A notre fille, il donna, dessiné et coloré par l’aîné de ses enfants, le modèle d’une décoration traditionnelle maure de la paume. Avec le magnétophone nécessaire, je lui avais donné copie des enregistrements du président Moktar Ould Daddah : dix jours ensemble pour sa convalescence à Toulon, en Décembre 1975. La mémoire et le récit d’une « Mauritanie contre vents et marées » dont alors il n’était pas sûr qu’ils seraient un jour écrits. Ahmed Salem ne savait donc ni lire ni écrire, il est donc jusqu’aujourd’hui le seul en Mauritanie à avoir écouté pendant des heures le fondateur. Il l’appelait Dah… comme l’appelaient épouse et enfants. Il l’embrassait avec la pudeur révérentielle de sa civilisation, celle qui fait les esclaves, celle qui fait aussi de lumineuses âmes. J’en ai rencontrée une, elle m’habite.

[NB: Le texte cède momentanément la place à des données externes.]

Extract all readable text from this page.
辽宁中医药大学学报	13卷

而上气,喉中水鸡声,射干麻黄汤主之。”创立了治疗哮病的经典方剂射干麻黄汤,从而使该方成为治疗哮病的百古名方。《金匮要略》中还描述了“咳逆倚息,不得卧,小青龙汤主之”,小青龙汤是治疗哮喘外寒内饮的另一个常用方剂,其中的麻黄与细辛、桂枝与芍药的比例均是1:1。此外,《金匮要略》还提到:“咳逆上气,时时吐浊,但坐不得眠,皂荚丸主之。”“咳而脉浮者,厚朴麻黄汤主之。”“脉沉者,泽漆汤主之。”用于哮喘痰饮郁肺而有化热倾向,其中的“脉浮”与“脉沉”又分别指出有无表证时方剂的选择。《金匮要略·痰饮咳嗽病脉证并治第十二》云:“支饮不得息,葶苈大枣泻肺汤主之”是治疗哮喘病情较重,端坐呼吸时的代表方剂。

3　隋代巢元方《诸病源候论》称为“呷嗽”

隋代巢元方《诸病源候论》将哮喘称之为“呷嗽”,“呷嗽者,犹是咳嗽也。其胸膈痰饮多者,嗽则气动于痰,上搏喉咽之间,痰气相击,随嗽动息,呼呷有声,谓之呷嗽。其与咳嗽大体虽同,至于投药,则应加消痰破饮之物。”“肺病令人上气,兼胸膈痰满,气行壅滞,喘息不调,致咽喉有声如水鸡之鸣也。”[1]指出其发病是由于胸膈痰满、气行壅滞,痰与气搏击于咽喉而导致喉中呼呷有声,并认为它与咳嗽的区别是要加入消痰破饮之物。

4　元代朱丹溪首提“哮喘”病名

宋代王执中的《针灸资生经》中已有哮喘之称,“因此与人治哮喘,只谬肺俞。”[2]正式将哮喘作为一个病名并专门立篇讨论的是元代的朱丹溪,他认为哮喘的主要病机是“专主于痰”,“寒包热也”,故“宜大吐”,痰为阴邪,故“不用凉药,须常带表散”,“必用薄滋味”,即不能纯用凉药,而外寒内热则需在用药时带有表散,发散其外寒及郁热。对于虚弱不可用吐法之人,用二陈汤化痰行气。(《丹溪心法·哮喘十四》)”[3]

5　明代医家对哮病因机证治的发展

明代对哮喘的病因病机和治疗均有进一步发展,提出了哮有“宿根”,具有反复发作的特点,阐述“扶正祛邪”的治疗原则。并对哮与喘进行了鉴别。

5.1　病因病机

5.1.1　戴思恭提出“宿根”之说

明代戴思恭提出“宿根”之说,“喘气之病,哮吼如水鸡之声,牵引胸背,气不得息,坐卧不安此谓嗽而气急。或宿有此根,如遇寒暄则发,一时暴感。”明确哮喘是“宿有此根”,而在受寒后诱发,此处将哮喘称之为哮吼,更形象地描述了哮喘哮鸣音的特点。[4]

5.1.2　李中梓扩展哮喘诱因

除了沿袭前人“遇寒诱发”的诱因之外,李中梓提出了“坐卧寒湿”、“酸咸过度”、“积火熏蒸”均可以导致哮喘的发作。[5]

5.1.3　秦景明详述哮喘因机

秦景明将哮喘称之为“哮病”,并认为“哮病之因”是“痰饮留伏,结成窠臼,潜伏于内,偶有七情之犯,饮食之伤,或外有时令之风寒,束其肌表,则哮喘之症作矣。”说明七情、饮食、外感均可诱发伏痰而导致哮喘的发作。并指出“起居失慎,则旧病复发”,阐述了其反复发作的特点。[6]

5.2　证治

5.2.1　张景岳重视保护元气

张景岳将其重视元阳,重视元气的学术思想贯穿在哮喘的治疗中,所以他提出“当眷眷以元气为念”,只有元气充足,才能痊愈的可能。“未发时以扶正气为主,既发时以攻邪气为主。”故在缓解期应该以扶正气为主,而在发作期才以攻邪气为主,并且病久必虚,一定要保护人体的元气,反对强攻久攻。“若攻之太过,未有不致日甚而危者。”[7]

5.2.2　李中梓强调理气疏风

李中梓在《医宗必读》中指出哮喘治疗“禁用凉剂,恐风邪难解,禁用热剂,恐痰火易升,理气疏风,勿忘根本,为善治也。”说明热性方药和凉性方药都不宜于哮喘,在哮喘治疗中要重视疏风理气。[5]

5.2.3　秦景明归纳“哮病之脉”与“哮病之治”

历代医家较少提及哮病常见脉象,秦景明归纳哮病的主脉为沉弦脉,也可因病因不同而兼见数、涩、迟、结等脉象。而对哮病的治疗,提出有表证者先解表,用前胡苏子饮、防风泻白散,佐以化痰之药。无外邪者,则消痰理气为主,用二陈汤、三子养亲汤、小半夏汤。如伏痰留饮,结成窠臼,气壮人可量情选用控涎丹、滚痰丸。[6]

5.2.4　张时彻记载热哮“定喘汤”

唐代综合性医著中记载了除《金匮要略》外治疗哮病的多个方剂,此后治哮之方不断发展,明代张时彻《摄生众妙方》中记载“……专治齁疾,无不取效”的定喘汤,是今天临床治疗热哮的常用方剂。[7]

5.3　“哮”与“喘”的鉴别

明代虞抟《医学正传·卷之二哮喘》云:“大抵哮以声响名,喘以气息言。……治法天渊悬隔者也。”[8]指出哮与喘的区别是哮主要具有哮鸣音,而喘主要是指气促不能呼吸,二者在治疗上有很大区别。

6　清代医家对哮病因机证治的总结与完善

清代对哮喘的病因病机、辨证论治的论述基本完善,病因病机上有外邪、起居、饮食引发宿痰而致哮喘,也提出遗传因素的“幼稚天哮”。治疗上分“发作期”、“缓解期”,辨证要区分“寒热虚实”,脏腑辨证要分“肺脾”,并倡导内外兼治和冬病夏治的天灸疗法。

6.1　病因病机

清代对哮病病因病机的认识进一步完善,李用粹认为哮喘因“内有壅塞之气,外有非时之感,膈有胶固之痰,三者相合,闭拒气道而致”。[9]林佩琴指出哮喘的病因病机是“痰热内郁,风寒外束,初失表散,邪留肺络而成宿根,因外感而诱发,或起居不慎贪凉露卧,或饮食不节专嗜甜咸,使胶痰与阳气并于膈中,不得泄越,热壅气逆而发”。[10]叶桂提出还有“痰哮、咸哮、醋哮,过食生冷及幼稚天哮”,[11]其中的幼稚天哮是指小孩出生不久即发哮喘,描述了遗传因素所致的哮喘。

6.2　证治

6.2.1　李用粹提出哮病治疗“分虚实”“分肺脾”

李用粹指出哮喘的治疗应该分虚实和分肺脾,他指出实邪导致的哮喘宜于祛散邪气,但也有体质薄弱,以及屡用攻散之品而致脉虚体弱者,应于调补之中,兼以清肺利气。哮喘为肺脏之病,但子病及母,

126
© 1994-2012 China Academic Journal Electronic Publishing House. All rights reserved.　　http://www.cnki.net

Je ne sais plus Ahmed Salem si je vous tutoyais, mais tu me tutoyais. Pour la dernière fête, je n’avais pas compris – tu me téléphonais souvent et à tes frais, je ne t’appelais pas assez souvent – si tu avais besoin d’un concours pour l’achat d’une moto ou d’un mouton. Ton bonheur fut un soir de m’accompagner et de revenir chez Messaoud Ould Boulkheir. De l’épaule du Président à celui qui incarna un peu la réussite de tes semblables de naissance et surtout leur cri, tu m’as appris ce qu’est communier. Tu ne meurs donc pas, tu es le héros de ton pays. Vive toi.